Gottsch’s score struck Defenders interim executive director Steve Robitaille as inherently cinematic from the moment he first heard it.
“It’s very evocative of the river,” Robitaille said. “It’s a series of vignettes, and each vignette is a tale that his father told him. As the events evolve, the music evolves with him. For instance, during the Civil War vignette, there is a new power and force to the music.”
Robitaille arranged to record a concert version of the piece in Miami’s New World Center and then raised the funds to make a film that could accompany Gottsch’s score. He tapped the renowned wildlife filmmaker Mark Emery to direct, and persuaded acclaimed baby boomer icon Peter Coyote, also an actor featured in several of Ken Burns’ documentaries, to narrate the movie.

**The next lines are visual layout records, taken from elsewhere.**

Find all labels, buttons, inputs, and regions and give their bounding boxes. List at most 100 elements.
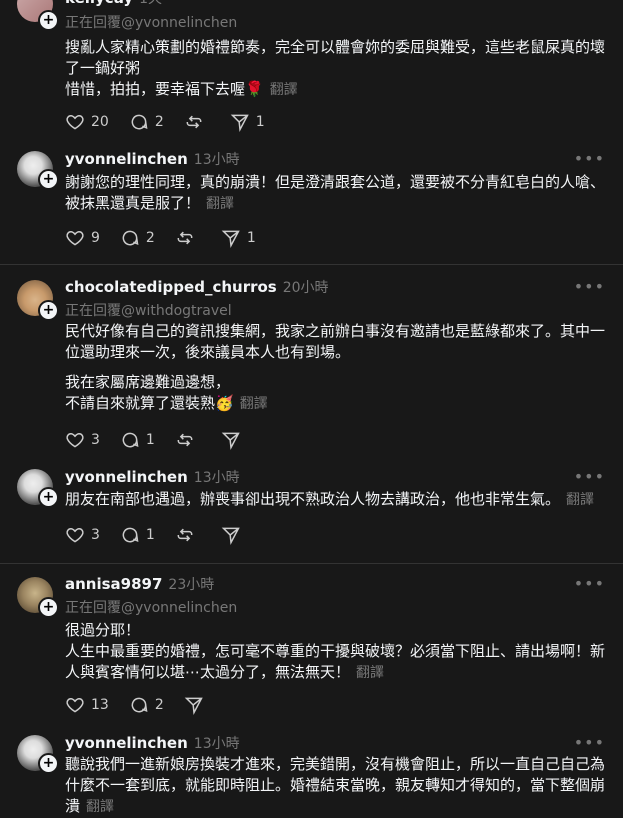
comment-count: 2 <box>145 230 155 246</box>
comment-button[interactable]: 1 <box>120 525 155 545</box>
username[interactable]: chocolatedipped_churros 20小時 <box>65 277 329 297</box>
send-icon <box>230 114 249 132</box>
translate-link[interactable]: 翻譯 <box>240 396 268 412</box>
timestamp: 13小時 <box>193 152 240 168</box>
comment-button[interactable]: 2 <box>129 695 164 715</box>
post-text: 搜亂人家精心策劃的婚禮節奏，完全可以體會妳的委屈與難受，這些老鼠屎真的壞了一鍋好… <box>65 37 610 101</box>
follow-plus-icon[interactable]: + <box>38 10 59 31</box>
translate-link[interactable]: 翻譯 <box>566 492 594 508</box>
divider <box>0 264 623 265</box>
like-count: 3 <box>91 527 100 543</box>
share-button[interactable]: 1 <box>221 228 256 248</box>
more-options-icon[interactable]: ••• <box>574 0 605 7</box>
post-text: 民代好像有自己的資訊搜集網，我家之前辦白事沒有邀請也是藍綠都來了。其中一位還助理… <box>65 321 610 415</box>
post-text-line: 不請自來就算了還裝熟🥳 <box>65 394 234 412</box>
reply-to-label: 正在回覆@withdogtravel <box>65 303 232 319</box>
translate-link[interactable]: 翻譯 <box>206 196 234 212</box>
action-bar: 3 1 <box>65 525 267 545</box>
send-icon <box>221 527 240 545</box>
follow-plus-icon[interactable]: + <box>38 753 59 774</box>
share-count: 1 <box>246 230 256 246</box>
timestamp: 13小時 <box>193 470 240 486</box>
timestamp: 20小時 <box>282 280 329 296</box>
share-button[interactable] <box>184 695 210 715</box>
comment-icon <box>131 114 148 130</box>
heart-icon <box>66 432 84 448</box>
comment-icon <box>131 697 148 713</box>
translate-link[interactable]: 翻譯 <box>86 799 114 815</box>
more-options-icon[interactable]: ••• <box>574 733 605 752</box>
reply-to-label: 正在回覆@yvonnelinchen <box>65 15 238 31</box>
comment-count: 1 <box>145 432 155 448</box>
repost-icon <box>186 115 202 129</box>
comment-icon <box>122 230 139 246</box>
share-button[interactable] <box>221 525 247 545</box>
like-button[interactable]: 9 <box>65 228 100 248</box>
like-button[interactable]: 13 <box>65 695 109 715</box>
follow-plus-icon[interactable]: + <box>38 487 59 508</box>
post-text: 朋友在南部也遇過，辦喪事卻出現不熟政治人物去講政治，他也非常生氣。 翻譯 <box>65 489 610 511</box>
post-text-line: 朋友在南部也遇過，辦喪事卻出現不熟政治人物去講政治，他也非常生氣。 <box>65 490 561 508</box>
more-options-icon[interactable]: ••• <box>574 467 605 486</box>
username[interactable]: yvonnelinchen 13小時 <box>65 733 240 753</box>
heart-icon <box>66 697 84 713</box>
comment-icon <box>122 527 139 543</box>
repost-icon <box>177 528 193 542</box>
post-text-line: 謝謝您的理性同理，真的崩潰！但是澄清跟套公道，還要被不分青紅皂白的人嗆、被抹黑還… <box>65 173 606 212</box>
translate-link[interactable]: 翻譯 <box>356 665 384 681</box>
username[interactable]: yvonnelinchen 13小時 <box>65 149 240 169</box>
comment-icon <box>122 432 139 448</box>
post-text-line: 搜亂人家精心策劃的婚禮節奏，完全可以體會妳的委屈與難受，這些老鼠屎真的壞了一鍋好… <box>65 38 606 77</box>
comment-button[interactable]: 2 <box>120 228 155 248</box>
post-text-line: 我在家屬席邊難過邊想， <box>65 373 231 391</box>
comment-button[interactable]: 1 <box>120 430 155 450</box>
reply-to-label: 正在回覆@yvonnelinchen <box>65 600 238 616</box>
share-button[interactable]: 1 <box>230 112 265 132</box>
timestamp: 13小時 <box>193 736 240 752</box>
like-count: 9 <box>91 230 100 246</box>
like-count: 20 <box>91 114 109 130</box>
like-button[interactable]: 3 <box>65 525 100 545</box>
like-button[interactable]: 20 <box>65 112 109 132</box>
heart-icon <box>66 114 84 130</box>
post-text: 謝謝您的理性同理，真的崩潰！但是澄清跟套公道，還要被不分青紅皂白的人嗆、被抹黑還… <box>65 172 610 215</box>
more-options-icon[interactable]: ••• <box>574 149 605 168</box>
heart-icon <box>66 230 84 246</box>
post-text-line: 很過分耶！ <box>65 621 141 639</box>
comment-count: 2 <box>154 114 164 130</box>
repost-button[interactable] <box>175 525 201 545</box>
action-bar: 3 1 <box>65 430 267 450</box>
post-text-line: 人生中最重要的婚禮，怎可毫不尊重的干擾與破壞？必須當下阻止、請出場啊！新人與賓客… <box>65 642 606 681</box>
username[interactable]: annisa9897 23小時 <box>65 574 214 594</box>
username[interactable]: yvonnelinchen 13小時 <box>65 467 240 487</box>
divider <box>0 563 623 564</box>
comment-button[interactable]: 2 <box>129 112 164 132</box>
send-icon <box>221 230 240 248</box>
like-button[interactable]: 3 <box>65 430 100 450</box>
action-bar: 20 2 1 <box>65 112 285 132</box>
like-count: 3 <box>91 432 100 448</box>
comment-count: 1 <box>145 527 155 543</box>
share-count: 1 <box>255 114 265 130</box>
follow-plus-icon[interactable]: + <box>38 169 59 190</box>
repost-button[interactable] <box>175 228 201 248</box>
action-bar: 13 2 <box>65 695 230 715</box>
translate-link[interactable]: 翻譯 <box>270 82 298 98</box>
follow-plus-icon[interactable]: + <box>38 597 59 618</box>
more-options-icon[interactable]: ••• <box>574 277 605 296</box>
username[interactable]: kellycay1天 <box>65 0 162 8</box>
threads-reply-feed: + kellycay1天 ••• 正在回覆@yvonnelinchen 搜亂人家… <box>0 0 623 815</box>
share-button[interactable] <box>221 430 247 450</box>
more-options-icon[interactable]: ••• <box>574 574 605 593</box>
post-text-line: 惜惜，拍拍，要幸福下去喔🌹 <box>65 80 264 98</box>
repost-button[interactable] <box>184 112 210 132</box>
post-text-line: 民代好像有自己的資訊搜集網，我家之前辦白事沒有邀請也是藍綠都來了。其中一位還助理… <box>65 322 606 361</box>
follow-plus-icon[interactable]: + <box>38 300 59 321</box>
timestamp: 23小時 <box>168 577 215 593</box>
timestamp: 1天 <box>139 0 162 7</box>
action-bar: 9 2 1 <box>65 228 276 248</box>
repost-button[interactable] <box>175 430 201 450</box>
send-icon <box>184 697 203 715</box>
like-count: 13 <box>91 697 109 713</box>
post-text-line: 聽說我們一進新娘房換裝才進來，完美錯開，沒有機會阻止，所以一直自己自己為什麼不一… <box>65 755 606 815</box>
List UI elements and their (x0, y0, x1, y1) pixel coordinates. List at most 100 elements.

In the film, the role of Gottsch’s father is played by his real-life nephew, while his sister’s grandson depicts the composer as a boy.
Robitaille said his group is creating an educational curriculum based on the film. And he is cautiously optimistic that Gottsch’s creation will play a role in bringing back to life a waterway that both men love.
“I wouldn’t have spent two years of my life on this film if I didn’t think it could help the save the Ocklawaha,” Robitaille said. “Now that the film is being seen and John’s score is being widely heard, it is winning hearts and minds.”